Appena arrivò l'autunno, tutte le cicogne cominciarono a radunarsi prima di partire per i paesi caldi durante l'inverno. Poi iniziò la rivista. Volarono su foreste e villaggi per mostrare cosa sapevano fare, perché avevano un lungo viaggio davanti a sé.
I giovani cicognini si comportarono così bene che ricevettero un segno d'onore, con rane e serpenti come premio. Questi premi erano la parte migliore, perché potevano mangiare le rane e i serpenti, cosa che fecero molto rapidamente.

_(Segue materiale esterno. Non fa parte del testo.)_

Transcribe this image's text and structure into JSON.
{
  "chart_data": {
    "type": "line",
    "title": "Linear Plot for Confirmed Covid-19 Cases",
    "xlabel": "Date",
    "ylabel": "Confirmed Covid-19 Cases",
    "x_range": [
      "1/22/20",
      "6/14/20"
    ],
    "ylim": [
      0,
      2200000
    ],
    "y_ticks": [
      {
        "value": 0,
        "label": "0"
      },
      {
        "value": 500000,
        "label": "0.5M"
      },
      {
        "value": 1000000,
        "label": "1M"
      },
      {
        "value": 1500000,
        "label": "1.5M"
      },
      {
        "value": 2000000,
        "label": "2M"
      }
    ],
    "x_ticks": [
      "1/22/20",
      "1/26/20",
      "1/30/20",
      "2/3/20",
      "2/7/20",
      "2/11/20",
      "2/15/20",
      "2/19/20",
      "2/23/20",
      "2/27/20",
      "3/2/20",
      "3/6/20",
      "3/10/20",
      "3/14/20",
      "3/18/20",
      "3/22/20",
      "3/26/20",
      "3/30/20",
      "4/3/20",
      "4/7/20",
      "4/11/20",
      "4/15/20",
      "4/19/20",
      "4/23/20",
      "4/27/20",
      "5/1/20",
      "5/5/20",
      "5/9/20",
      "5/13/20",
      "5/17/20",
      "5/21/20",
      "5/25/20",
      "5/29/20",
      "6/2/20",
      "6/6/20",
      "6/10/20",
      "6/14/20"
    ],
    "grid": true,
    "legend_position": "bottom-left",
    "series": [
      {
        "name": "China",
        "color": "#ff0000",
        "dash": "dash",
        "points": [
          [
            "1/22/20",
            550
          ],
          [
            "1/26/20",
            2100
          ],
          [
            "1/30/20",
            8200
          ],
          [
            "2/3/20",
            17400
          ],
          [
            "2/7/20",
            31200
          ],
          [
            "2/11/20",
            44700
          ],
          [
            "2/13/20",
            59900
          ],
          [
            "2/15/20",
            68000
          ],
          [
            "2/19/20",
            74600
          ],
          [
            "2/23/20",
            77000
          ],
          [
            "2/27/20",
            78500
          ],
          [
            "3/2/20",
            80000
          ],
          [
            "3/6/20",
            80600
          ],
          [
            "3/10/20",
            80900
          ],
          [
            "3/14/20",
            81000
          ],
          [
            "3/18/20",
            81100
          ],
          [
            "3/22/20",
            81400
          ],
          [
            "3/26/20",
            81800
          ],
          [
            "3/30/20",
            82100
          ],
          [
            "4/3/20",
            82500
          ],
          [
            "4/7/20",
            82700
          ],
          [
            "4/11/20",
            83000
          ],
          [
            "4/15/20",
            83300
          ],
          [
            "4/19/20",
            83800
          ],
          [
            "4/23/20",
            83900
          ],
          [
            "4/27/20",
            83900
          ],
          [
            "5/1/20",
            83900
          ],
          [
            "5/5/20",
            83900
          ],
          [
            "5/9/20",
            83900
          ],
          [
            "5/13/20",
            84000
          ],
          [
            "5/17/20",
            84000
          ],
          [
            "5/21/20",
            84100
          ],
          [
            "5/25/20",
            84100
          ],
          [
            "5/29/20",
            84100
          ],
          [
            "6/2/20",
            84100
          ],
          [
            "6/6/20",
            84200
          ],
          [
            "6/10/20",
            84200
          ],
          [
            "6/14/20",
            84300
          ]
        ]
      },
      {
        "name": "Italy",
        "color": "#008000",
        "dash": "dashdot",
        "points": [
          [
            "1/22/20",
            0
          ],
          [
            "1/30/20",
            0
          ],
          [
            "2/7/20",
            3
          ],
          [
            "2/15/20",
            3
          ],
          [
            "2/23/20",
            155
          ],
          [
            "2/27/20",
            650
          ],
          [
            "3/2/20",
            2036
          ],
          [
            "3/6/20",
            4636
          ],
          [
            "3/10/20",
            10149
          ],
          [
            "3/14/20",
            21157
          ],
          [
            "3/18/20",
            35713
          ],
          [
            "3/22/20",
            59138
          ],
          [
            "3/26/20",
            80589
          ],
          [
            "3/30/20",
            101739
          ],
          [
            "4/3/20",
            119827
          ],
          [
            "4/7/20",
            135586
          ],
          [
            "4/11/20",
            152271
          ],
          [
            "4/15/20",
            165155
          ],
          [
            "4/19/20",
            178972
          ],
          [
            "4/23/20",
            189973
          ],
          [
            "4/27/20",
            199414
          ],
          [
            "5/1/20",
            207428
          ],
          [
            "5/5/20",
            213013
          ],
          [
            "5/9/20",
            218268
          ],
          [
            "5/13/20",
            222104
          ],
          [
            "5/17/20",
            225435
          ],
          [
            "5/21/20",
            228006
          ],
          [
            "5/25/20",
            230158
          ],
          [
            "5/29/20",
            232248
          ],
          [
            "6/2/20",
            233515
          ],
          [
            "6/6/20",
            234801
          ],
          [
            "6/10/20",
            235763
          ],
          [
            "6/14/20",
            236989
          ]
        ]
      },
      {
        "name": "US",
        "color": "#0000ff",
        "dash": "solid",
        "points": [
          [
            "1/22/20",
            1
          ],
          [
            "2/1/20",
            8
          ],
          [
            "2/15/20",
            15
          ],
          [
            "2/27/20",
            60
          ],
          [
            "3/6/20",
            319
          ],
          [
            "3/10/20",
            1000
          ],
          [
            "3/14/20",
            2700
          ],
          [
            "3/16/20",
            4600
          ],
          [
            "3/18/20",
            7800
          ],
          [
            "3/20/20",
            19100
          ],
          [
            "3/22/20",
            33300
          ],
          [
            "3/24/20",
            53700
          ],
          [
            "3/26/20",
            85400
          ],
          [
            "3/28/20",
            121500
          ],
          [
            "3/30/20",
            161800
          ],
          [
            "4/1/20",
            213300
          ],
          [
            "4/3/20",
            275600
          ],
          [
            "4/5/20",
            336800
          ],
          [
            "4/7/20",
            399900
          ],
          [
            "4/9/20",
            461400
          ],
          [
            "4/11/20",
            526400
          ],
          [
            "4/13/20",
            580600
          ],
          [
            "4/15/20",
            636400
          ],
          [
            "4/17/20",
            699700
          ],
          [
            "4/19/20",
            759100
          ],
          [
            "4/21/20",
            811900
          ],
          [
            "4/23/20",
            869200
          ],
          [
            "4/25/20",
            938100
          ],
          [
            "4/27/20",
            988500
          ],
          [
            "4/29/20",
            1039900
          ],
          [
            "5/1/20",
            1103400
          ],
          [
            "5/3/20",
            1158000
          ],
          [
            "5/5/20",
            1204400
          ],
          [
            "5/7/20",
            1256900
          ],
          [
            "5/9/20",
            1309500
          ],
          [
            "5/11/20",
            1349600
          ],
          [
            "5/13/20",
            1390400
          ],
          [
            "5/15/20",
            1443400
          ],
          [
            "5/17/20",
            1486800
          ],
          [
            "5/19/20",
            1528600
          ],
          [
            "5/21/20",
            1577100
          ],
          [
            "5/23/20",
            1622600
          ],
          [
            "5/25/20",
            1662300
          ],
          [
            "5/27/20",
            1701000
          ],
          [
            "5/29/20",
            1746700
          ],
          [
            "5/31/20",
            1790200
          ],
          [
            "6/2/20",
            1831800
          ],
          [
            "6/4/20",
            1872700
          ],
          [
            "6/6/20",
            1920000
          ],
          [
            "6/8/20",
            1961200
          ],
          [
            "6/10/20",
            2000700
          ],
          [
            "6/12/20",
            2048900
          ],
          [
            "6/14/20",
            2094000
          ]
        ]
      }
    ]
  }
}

"Ora vendichiamoci," gridarono.
"Sì, certamente," gridò la madre cicogna. "Ho pensato al modo migliore per vendicarci. Conosco lo stagno dove giacciono tutti i bambini piccoli, in attesa che le cicogne vengano a portarli ai loro genitori. I bambini più belli giacciono lì, sognando più dolcemente di quanto sogneranno mai in futuro. Tutti i genitori sono felici di avere un bambino, e i bambini sono così contenti di avere un fratellino o una sorellina. Ora voleremo allo stagno e porteremo un bambino a ciascuno di quelli che non hanno cantato quella canzone cattiva per prendere in giro le cicogne."
"Ma il ragazzo cattivo, che ha iniziato la canzone per primo, cosa gli faremo?" gridarono i piccoli cicognini.
"Nello stagno giace un bambino morto che si è sognato a morte," disse la madre. "Lo porteremo al ragazzo cattivo, e lui piangerà perché gli abbiamo portato un fratellino morto. Ma non avete dimenticato il bravo ragazzo che ha detto che era vergognoso ridere degli animali: porteremo anche a lui un fratellino e una sorellina, perché è stato buono. Si chiama Pietro, e d'ora in poi vi chiamerete tutti Pietro."
Così fecero tutto ciò che la madre aveva organizzato, e da quel giorno, fino ad ora, tutte le cicogne si sono chiamate Pietro.